New Focus and Strategies for Managing Primary Progressive Multiple Sclerosis

May 30, 2014
Carole Bullock, MA

Primary MS is characterized by neurodegeneration with neuroaxonal injury and diffuse inflammation; disease progression is linked with age. Effective management calls for symptom-specific medical management combined with wellness and health maintenance measures.

Prognostic indicators for primary progressive multiple sclerosis can include age of onset, inflammation, and even gender, according to Patricia Coyle, MD, who presented a session titled “Primary Progressive MS: Diagnosis, Clinical Course, and Long-Term Management” at the 2014 Annual Meeting of the Consortium of Multiple Sclerosis Centers (CMSC) and the Sixth Cooperative Meeting with Americas Committee for Treatment and Research in Multiple Sclerosis (ACTRIMS).

Coyle, professor and vice chair and director of the MS Comprehensive Care Center, Stony Brook University Medical Center, Stony Brook, NY, said primary progressive multiple sclerosis is characterized by neurodegeneration, neuroaxonal injury, and diffuse inflammation that often has a late onset.

The good news is that, even though the seeds of progression are linked to age, there may be hope for the implementation of wellness/health maintenance regimens for progressive MS, because it helps CNS reserve, she noted.

The key elements of progressive disease are marked by an “insidious onset of symptoms with gradual deterioration, occasional plateaus and minor improvements. Acceptable worsening is independent of relapses (they do not occur),” according to Coyle.

Cognitive decline and myelopathy/spastic paraparesis, progressive cerebellar, and hemiplegia are common in progressive MS.

With primary progressive multiple sclerosis, disease onset is often later in life (mean age 40), and is characterized by macroscopic MRI T2 and T1 lesions. Late onset, defined as after age 50, is also associated with higher rates of primary progressive multiple sclerosis, according to a Boston cohort study of about 4,000 patients.

Coyle noted that the “damage mechanisms” may include microglial activation, oxidative injury, progressive mitochondrial injury, age-dependent iron accumulation, and glutamate excitotxicity.

One study that tested cognitive decline found information processing and word memory were lower in patients with primary progressive multiple sclerosis.

In another study, researchers conducted a retrospective review (from 1990‐2011, N=95 primary progressive multiple sclerosis; 88 had MRI or cerebrospinal fluid results) and found “OCBs were a more sensitive diagnostic criteria than spinal cord MRI lesions.”

Diagnosis of primary progressive multiple sclerosis may include a blood CBD, metabolic panel and MRI (brain and contrast, cervical and thoracic MRI). Other diagnostic tests may include vitamin B1 and 2 anticardiolipin antibodies and HIV.

Coyle said studies of progressive MS are now a major focus of many trials ongoing and planned, many of which are looking at an array of distinct damage mechanisms relating to CNS repair/restoration. Novel agents under review include: fingolimod, ocrelizumab, masitinib (oral protein kinase inhibitor), and epigallocatechin‐gallate (oral green tea flavanoid/catechin). Some others are fluoxetine, ibudilast (oral phosphodiesterase inhibitor) and iIdebenone (oral coenzyme Q10‐like agent).

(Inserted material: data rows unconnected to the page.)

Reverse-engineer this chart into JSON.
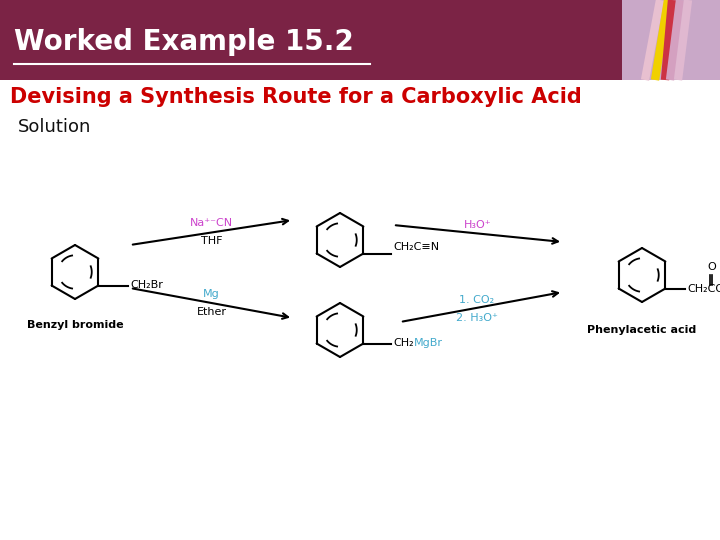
{
  "title": "Worked Example 15.2",
  "title_color": "#ffffff",
  "title_bg_color": "#7B2345",
  "title_fontsize": 20,
  "subtitle": "Devising a Synthesis Route for a Carboxylic Acid",
  "subtitle_color": "#cc0000",
  "subtitle_fontsize": 15,
  "solution_text": "Solution",
  "solution_fontsize": 13,
  "bg_color": "#ffffff",
  "benzyl_bromide_label": "Benzyl bromide",
  "phenylacetic_label": "Phenylacetic acid",
  "reagent1_color": "#cc44cc",
  "reagent2_color": "#cc44cc",
  "reagent3_color": "#44aacc",
  "reagent4_color": "#44aacc",
  "mgbr_color": "#44aacc",
  "label_fontsize": 8,
  "reagent_fontsize": 8
}
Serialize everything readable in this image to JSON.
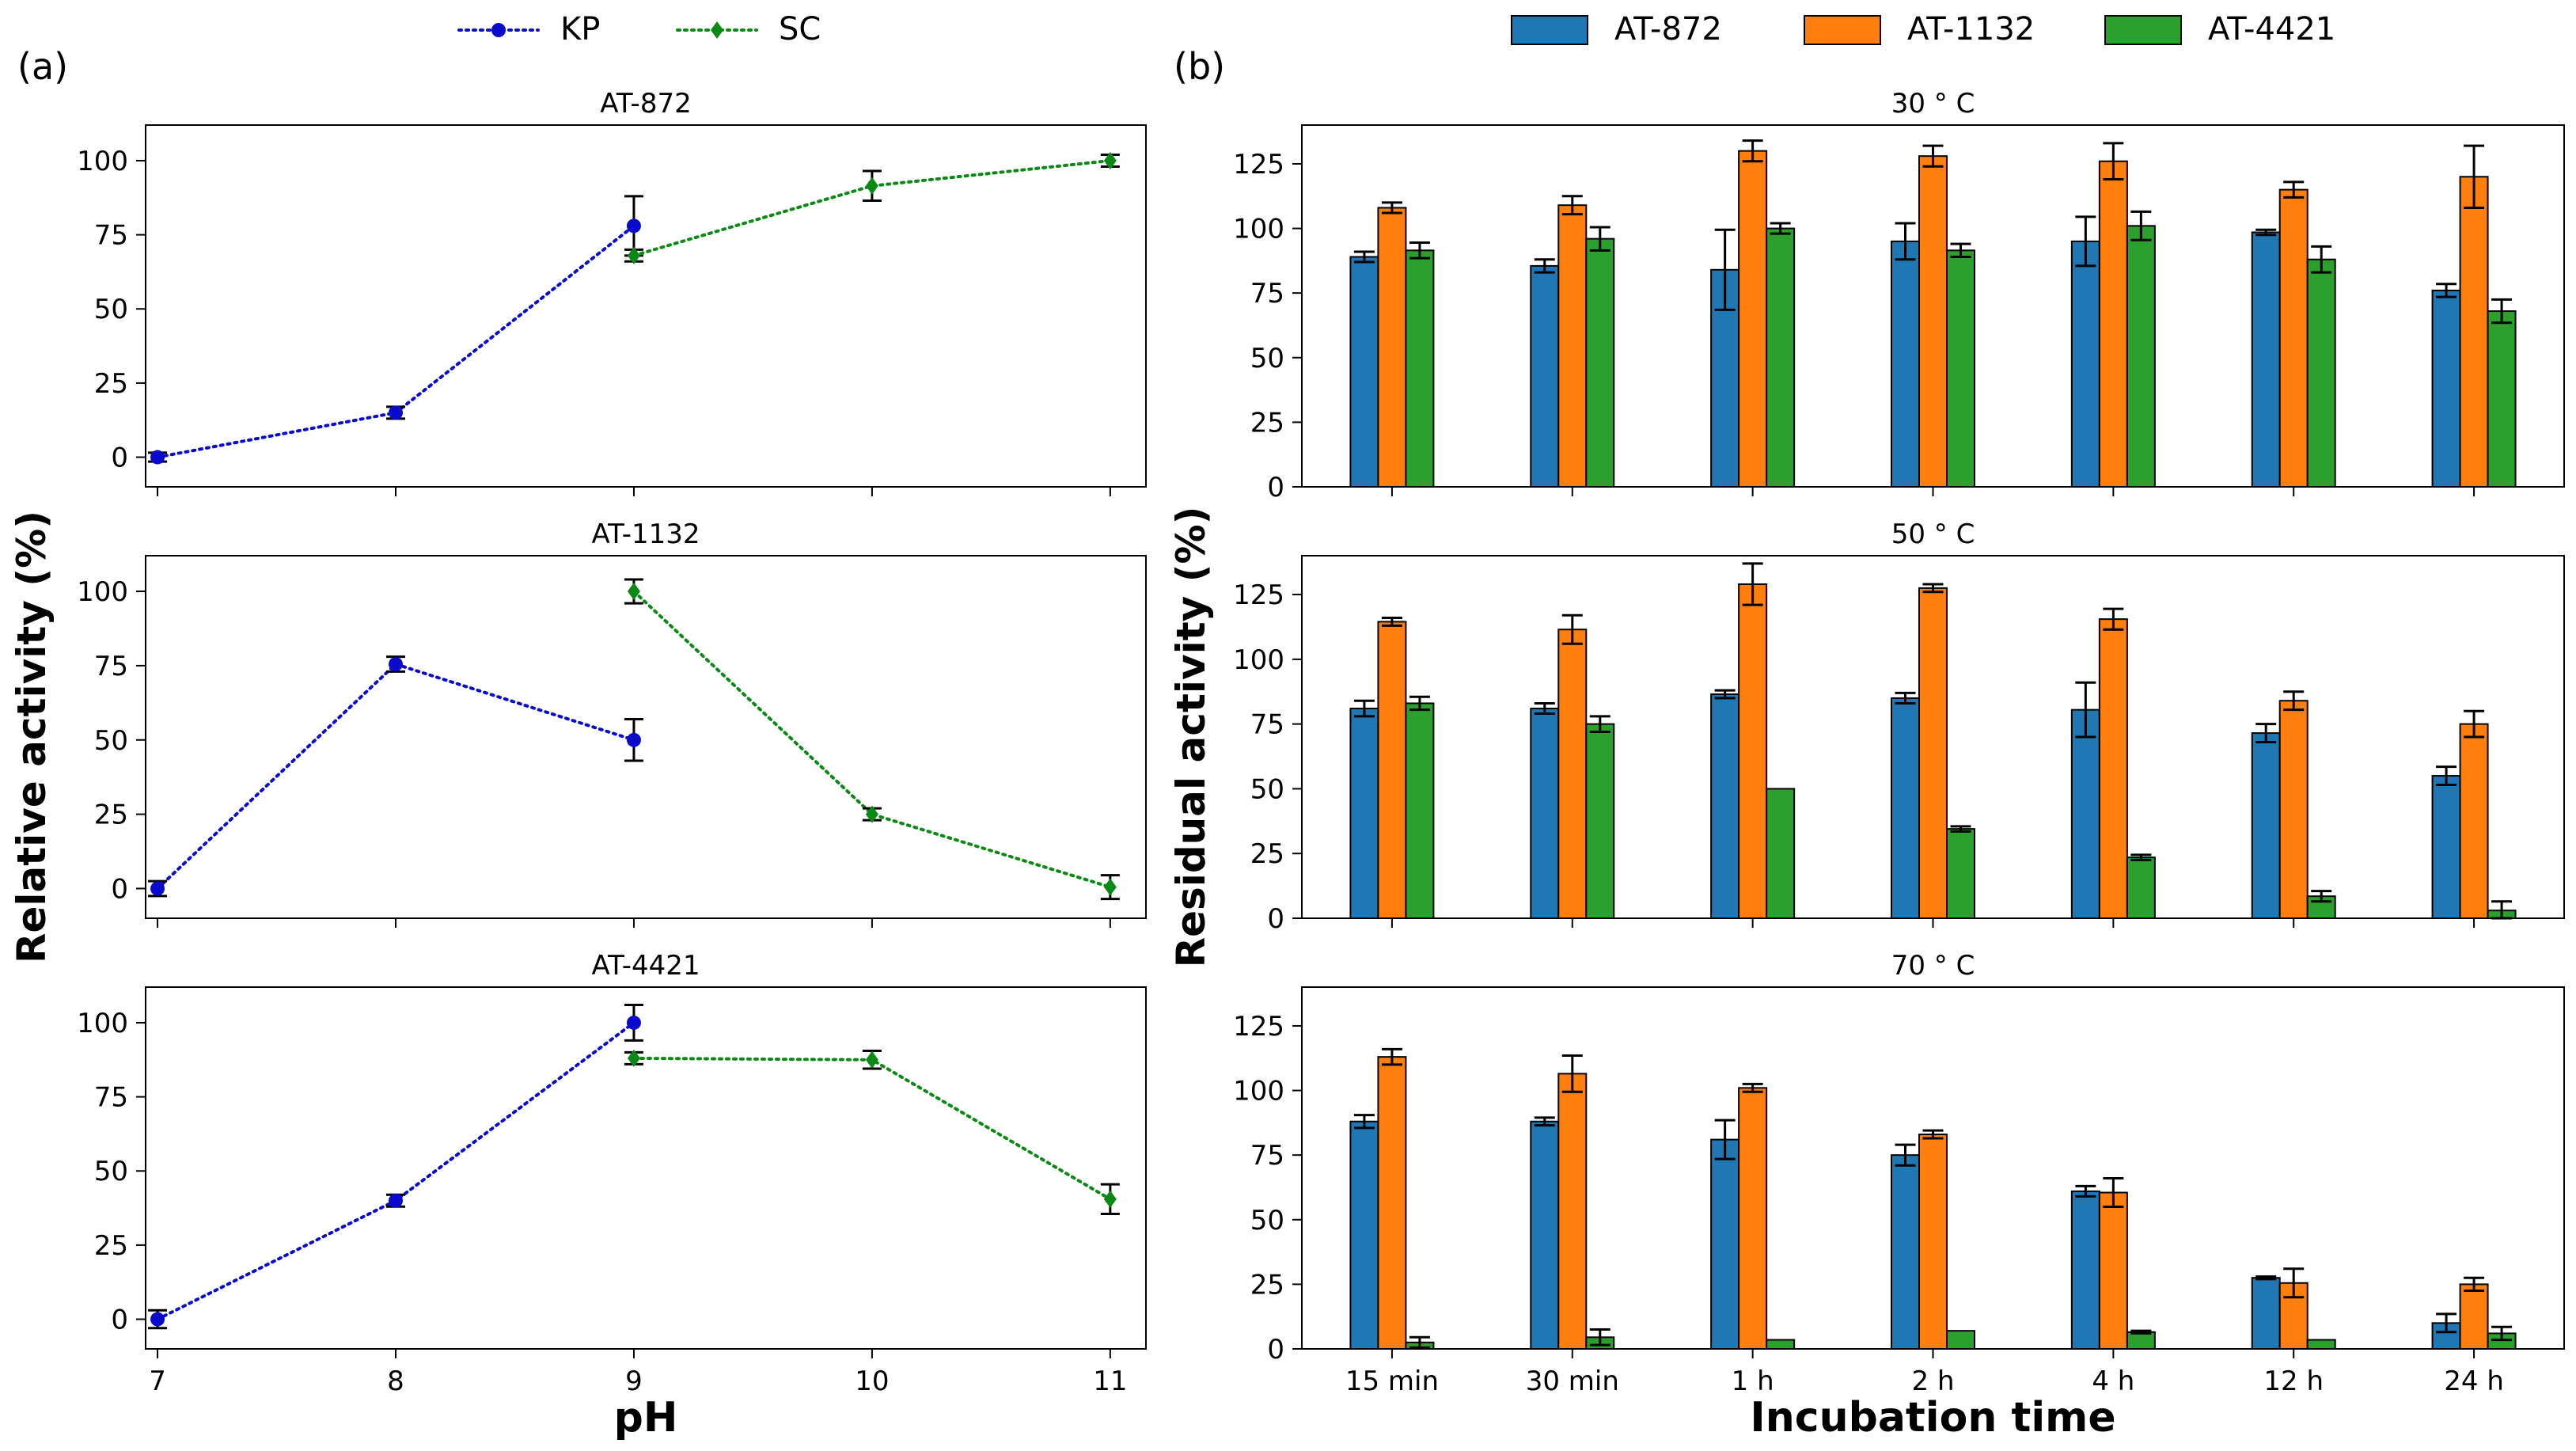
{
  "panel_labels": {
    "a": "(a)",
    "b": "(b)"
  },
  "colors": {
    "kp": "#0a0acd",
    "sc": "#0a8a14",
    "at872": "#1f77b4",
    "at1132": "#ff7f0e",
    "at4421": "#2ca02c"
  },
  "chart_data": [
    {
      "id": "a",
      "type": "line",
      "legend": [
        "KP",
        "SC"
      ],
      "legend_position": "top-center",
      "xlabel": "pH",
      "ylabel": "Relative activity (%)",
      "xticks": [
        7,
        8,
        9,
        10,
        11
      ],
      "yticks": [
        0,
        25,
        50,
        75,
        100
      ],
      "ylim": [
        -10,
        112
      ],
      "xlim": [
        6.95,
        11.15
      ],
      "subplots": [
        {
          "title": "AT-872",
          "series": [
            {
              "name": "KP",
              "x": [
                7,
                8,
                9
              ],
              "y": [
                0,
                15,
                78
              ],
              "err": [
                1.5,
                2,
                10
              ]
            },
            {
              "name": "SC",
              "x": [
                9,
                10,
                11
              ],
              "y": [
                68,
                91.5,
                100
              ],
              "err": [
                2,
                5,
                2
              ]
            }
          ]
        },
        {
          "title": "AT-1132",
          "series": [
            {
              "name": "KP",
              "x": [
                7,
                8,
                9
              ],
              "y": [
                0,
                75.5,
                50
              ],
              "err": [
                2.5,
                2.5,
                7
              ]
            },
            {
              "name": "SC",
              "x": [
                9,
                10,
                11
              ],
              "y": [
                100,
                25,
                0.5
              ],
              "err": [
                4,
                2,
                4
              ]
            }
          ]
        },
        {
          "title": "AT-4421",
          "series": [
            {
              "name": "KP",
              "x": [
                7,
                8,
                9
              ],
              "y": [
                0,
                40,
                100
              ],
              "err": [
                3,
                2,
                6
              ]
            },
            {
              "name": "SC",
              "x": [
                9,
                10,
                11
              ],
              "y": [
                88,
                87.5,
                40.5
              ],
              "err": [
                2,
                3,
                5
              ]
            }
          ]
        }
      ]
    },
    {
      "id": "b",
      "type": "bar",
      "legend": [
        "AT-872",
        "AT-1132",
        "AT-4421"
      ],
      "legend_position": "top-center",
      "xlabel": "Incubation time",
      "ylabel": "Residual activity (%)",
      "categories": [
        "15 min",
        "30 min",
        "1 h",
        "2 h",
        "4 h",
        "12 h",
        "24 h"
      ],
      "yticks": [
        0,
        25,
        50,
        75,
        100,
        125
      ],
      "ylim": [
        0,
        140
      ],
      "subplots": [
        {
          "title": "30 ° C",
          "series": [
            {
              "name": "AT-872",
              "values": [
                89,
                85.5,
                84,
                95,
                95,
                98.5,
                76
              ],
              "err": [
                2,
                2.5,
                15.5,
                7,
                9.5,
                1,
                2.5
              ]
            },
            {
              "name": "AT-1132",
              "values": [
                108,
                109,
                130,
                128,
                126,
                115,
                120
              ],
              "err": [
                2,
                3.5,
                4,
                4,
                7,
                3,
                12
              ]
            },
            {
              "name": "AT-4421",
              "values": [
                91.5,
                96,
                100,
                91.5,
                101,
                88,
                68
              ],
              "err": [
                3,
                4.5,
                2,
                2.5,
                5.5,
                5,
                4.5
              ]
            }
          ]
        },
        {
          "title": "50 ° C",
          "series": [
            {
              "name": "AT-872",
              "values": [
                81,
                81,
                86.5,
                85,
                80.5,
                71.5,
                55
              ],
              "err": [
                3,
                2,
                1.5,
                2,
                10.5,
                3.5,
                3.5
              ]
            },
            {
              "name": "AT-1132",
              "values": [
                114.5,
                111.5,
                129,
                127.5,
                115.5,
                84,
                75
              ],
              "err": [
                1.5,
                5.5,
                8,
                1.5,
                4,
                3.5,
                5
              ]
            },
            {
              "name": "AT-4421",
              "values": [
                83,
                75,
                50,
                34.5,
                23.5,
                8.5,
                3
              ],
              "err": [
                2.5,
                3,
                0,
                1,
                1,
                2,
                3.5
              ]
            }
          ]
        },
        {
          "title": "70 ° C",
          "series": [
            {
              "name": "AT-872",
              "values": [
                88,
                88,
                81,
                75,
                61,
                27.5,
                10
              ],
              "err": [
                2.5,
                1.5,
                7.5,
                4,
                2,
                0.5,
                3.5
              ]
            },
            {
              "name": "AT-1132",
              "values": [
                113,
                106.5,
                101,
                83,
                60.5,
                25.5,
                25
              ],
              "err": [
                3,
                7,
                1.5,
                1.5,
                5.5,
                5.5,
                2.5
              ]
            },
            {
              "name": "AT-4421",
              "values": [
                2.5,
                4.5,
                3.5,
                7,
                6.5,
                3.5,
                6
              ],
              "err": [
                2,
                3,
                0,
                0,
                0.5,
                0,
                2.5
              ]
            }
          ]
        }
      ]
    }
  ]
}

According to Coyle, the PROMISE and OLYMPUS (Phase III trials of GA and rituximab vs. placebo) did show in a treatment effect in a primary progressive multiple sclerosis subset analysis. Until novel therapies reach the doctor’s office, she said that patients can be referred to health/wellness management and risk factor reduction.

So far, “we have no distinct genes yet associated with primary progressive multiple sclerosis; however, we do know that the disease is characterized by a global inflammatory process and oxidative injury,” Coyle said. She emphasized that, “therapy is not just writing a drug script. Exercise promotes plasticity, improves learning and memory and exercise improves cognitive function.”

“Health maintenance/wellness programs (including walking or aerobic exercise, weight loss, blood pressure control) are critical for symptom management and there should be ongoing assessment and review,” she added.